With “pretty cool penguin” Lex as a guide, this workbook by licensed clinical social worker Tom Tracy offers a variety of activities and information to help children with LGBTQ parents feel “safe, confident, and proud.” The book comes in two versions, showing Lex with either two moms or two dads.
Lex (who is never gendered) starts by explaining that sometimes people can make comments or ask questions about our families that don’t feel okay. And Lex, who was adopted by two flamingos, often has questions like, “Is it ok to feel what I’m feeling?” Or “Are there other families with similar situations like mine?”
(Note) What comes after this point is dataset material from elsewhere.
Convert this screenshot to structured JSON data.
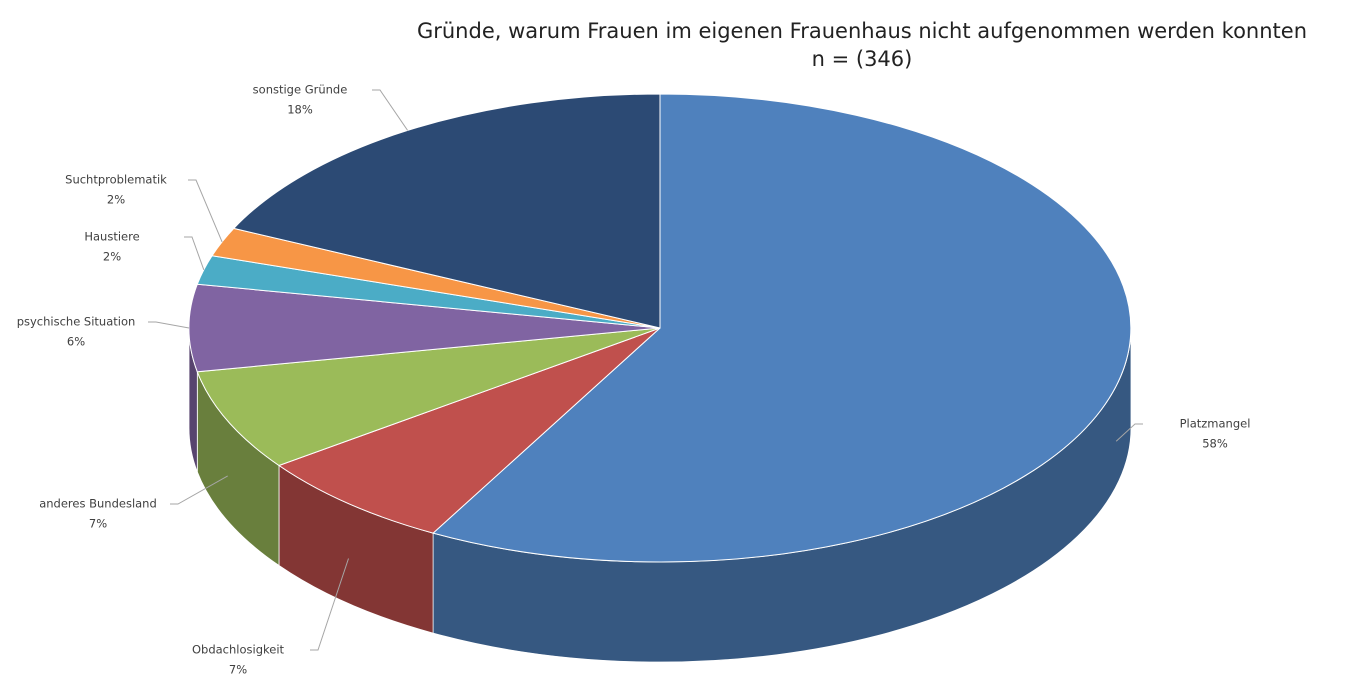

Lex tells readers that there are millions of children with LGBTQ parents, in all regions of the U.S., and even celebrities who are or who have LGBTQ parents. A page with several photographs of racially diverse human LGBTQ parents and their children emphasizes the point that real LGBTQ families exist (not just cartoon penguins and their flamingo folks). Word searches and other activities help readers engage with this material. The book also includes space for readers to draw and write about themselves and their own families, and to create a family tree with a freeform, flexible format.
In addition to these exercises that reinforce individual and family pride, the workbook gives readers useful information, tools, and strategies for dealing with things that could damage that pride. It delves into topics like positive and negative emotions, boundaries and how to set them, responding to bullying, and other strategies for self-care, particularly when confronted with questions and comments about one’s family. “You are always in charge of choosing when to respond and how much to share!” Lex reminds readers. The book shows some examples from Lex’s life, but also gives readers a chance to think about their own feelings and potential responses to various situations, such as a peer saying “That’s so gay” or asking if a parent is a man or a woman.
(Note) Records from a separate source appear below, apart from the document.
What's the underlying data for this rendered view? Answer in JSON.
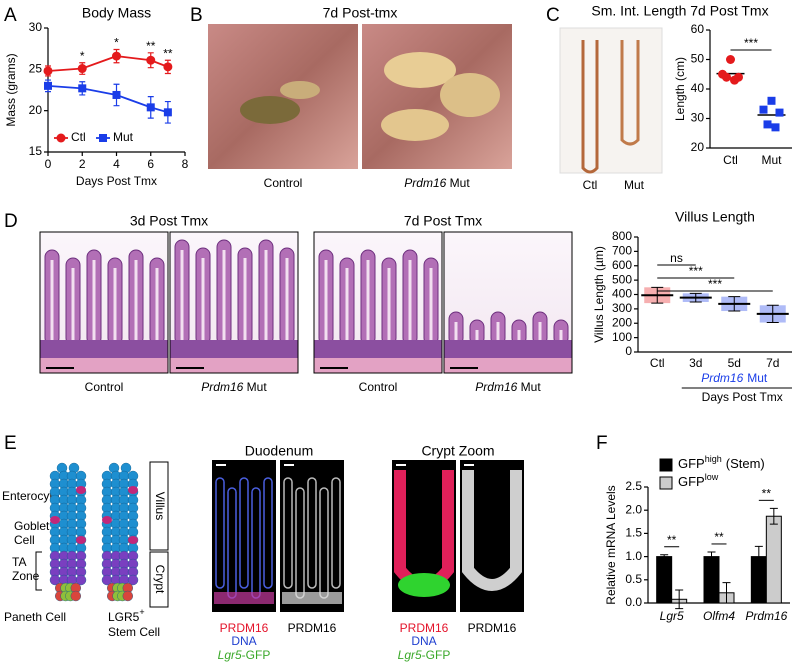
{
  "panel_labels": [
    "A",
    "B",
    "C",
    "D",
    "E",
    "F"
  ],
  "chart_data": [
    {
      "type": "line",
      "title": "Body Mass",
      "xlabel": "Days Post Tmx",
      "ylabel": "Mass (grams)",
      "x": [
        0,
        2,
        4,
        6,
        7
      ],
      "xlim": [
        0,
        8
      ],
      "xticks": [
        0,
        2,
        4,
        6,
        8
      ],
      "ylim": [
        15,
        30
      ],
      "yticks": [
        15,
        20,
        25,
        30
      ],
      "legend": "lower left",
      "series": [
        {
          "name": "Ctl",
          "color": "#e41a1c",
          "marker": "circle",
          "values": [
            24.8,
            25.1,
            26.6,
            26.1,
            25.3
          ],
          "errors": [
            0.6,
            0.7,
            0.8,
            0.9,
            0.8
          ]
        },
        {
          "name": "Mut",
          "color": "#1a3de8",
          "marker": "square",
          "values": [
            23.0,
            22.7,
            21.9,
            20.4,
            19.8
          ],
          "errors": [
            0.7,
            0.8,
            1.3,
            1.3,
            1.3
          ]
        }
      ],
      "significance": [
        null,
        "*",
        "*",
        "**",
        "**"
      ]
    },
    {
      "type": "scatter",
      "title": "Sm. Int. Length 7d Post Tmx",
      "ylabel": "Length (cm)",
      "categories": [
        "Ctl",
        "Mut"
      ],
      "ylim": [
        20,
        60
      ],
      "yticks": [
        20,
        30,
        40,
        50,
        60
      ],
      "groups": [
        {
          "color": "#e41a1c",
          "marker": "circle",
          "values": [
            50,
            45,
            44,
            44,
            43
          ],
          "mean": 45.2
        },
        {
          "color": "#1a3de8",
          "marker": "square",
          "values": [
            36,
            33,
            32,
            28,
            27
          ],
          "mean": 31.2
        }
      ],
      "significance": "***"
    },
    {
      "type": "dotplot",
      "title": "Villus Length",
      "ylabel": "Villus Length (µm)",
      "xlabel": "Days Post Tmx",
      "categories": [
        "Ctl",
        "3d",
        "5d",
        "7d"
      ],
      "group_label": {
        "gene": "Prdm16",
        "text": "Mut"
      },
      "ylim": [
        0,
        800
      ],
      "yticks": [
        0,
        100,
        200,
        300,
        400,
        500,
        600,
        700,
        800
      ],
      "colors": [
        "#e41a1c",
        "#1a3de8",
        "#1a3de8",
        "#1a3de8"
      ],
      "values": [
        395,
        378,
        335,
        265
      ],
      "errors": [
        55,
        30,
        50,
        60
      ],
      "significance": [
        "ns",
        "***",
        "***"
      ]
    },
    {
      "type": "bar",
      "ylabel": "Relative mRNA Levels",
      "categories": [
        "Lgr5",
        "Olfm4",
        "Prdm16"
      ],
      "ylim": [
        0,
        2.5
      ],
      "yticks": [
        {
          "value": 0,
          "label": "0.0"
        },
        0.5,
        {
          "value": 1,
          "label": "1.0"
        },
        1.5,
        {
          "value": 2,
          "label": "2.0"
        },
        2.5
      ],
      "series": [
        {
          "name": "GFP",
          "superscript": "high",
          "suffix": "(Stem)",
          "color": "#000000",
          "values": [
            1.0,
            1.0,
            1.0
          ],
          "errors": [
            0.04,
            0.1,
            0.22
          ]
        },
        {
          "name": "GFP",
          "superscript": "low",
          "color": "#cccccc",
          "values": [
            0.08,
            0.22,
            1.87
          ],
          "errors": [
            0.2,
            0.22,
            0.17
          ]
        }
      ],
      "significance": [
        "**",
        "**",
        "**"
      ]
    }
  ],
  "photos_b": {
    "title": "7d Post-tmx",
    "captions": [
      {
        "text": "Control"
      },
      {
        "gene": "Prdm16",
        "text": "Mut"
      }
    ]
  },
  "photo_c": {
    "captions": [
      "Ctl",
      "Mut"
    ]
  },
  "histology_d": {
    "headers": [
      "3d Post Tmx",
      "7d Post Tmx"
    ],
    "control": "Control",
    "mutant": {
      "gene": "Prdm16",
      "text": "Mut"
    }
  },
  "panel_e": {
    "diagram": {
      "enterocyte": "Enterocyte",
      "goblet": [
        "Goblet",
        "Cell"
      ],
      "ta_zone": [
        "TA",
        "Zone"
      ],
      "paneth": "Paneth Cell",
      "stem": {
        "text": "LGR5",
        "sup": "+",
        "line2": "Stem Cell"
      },
      "villus": "Villus",
      "crypt": "Crypt"
    },
    "headers": [
      "Duodenum",
      "Crypt Zoom"
    ],
    "stains": [
      "PRDM16",
      "DNA",
      {
        "gene": "Lgr5",
        "text": "-GFP"
      }
    ],
    "grayscale": "PRDM16"
  }
}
The book’s publishing blurb says it is aimed at children ages 6 to 12. That’s a pretty big range to straddle. Some of the text complexity and vocabulary level feel best suited to the older end of that range, although the cute Lex has an appeal that skews younger. Chances are, though, that children may come back to the book at various points in their development, as different parts of it resonate with them at different times.
Parents may want to read the book in tandem with their children in any case, to further discuss the ideas raised and explain vocabulary as necessary (especially for younger children), or to direct them towards the pages that seem most useful for their current situation and emotions, since there’s a lot here. Both the content of the workbook itself and the conversations it may engender are equally important.
Children may want to complete some of the pages on their own, too, and parents should support that, but the workbook is intended as a springboard for family discussion, and that’s its real strength. In fact, a section at the end has additional guidance for parents on having conversations with their children about the topics raised, and for helping children practice some of the suggested strategies.
Tracy writes that he hopes the workbook “helps our families talk openly—and helps our kids feel seen, supported, and not othered.” For children of LGBTQ parents seeking affirmation of their families in a world that isn’t always kind, and for the parents and other adults hoping to support them, this interactive workbook offers important tools for resilience. It takes its place in the small but growing line of workbooks/activity books for LGBTQ families and youth (see “You may also like…” suggestions below, and a fuller list here), and should become a useful resource.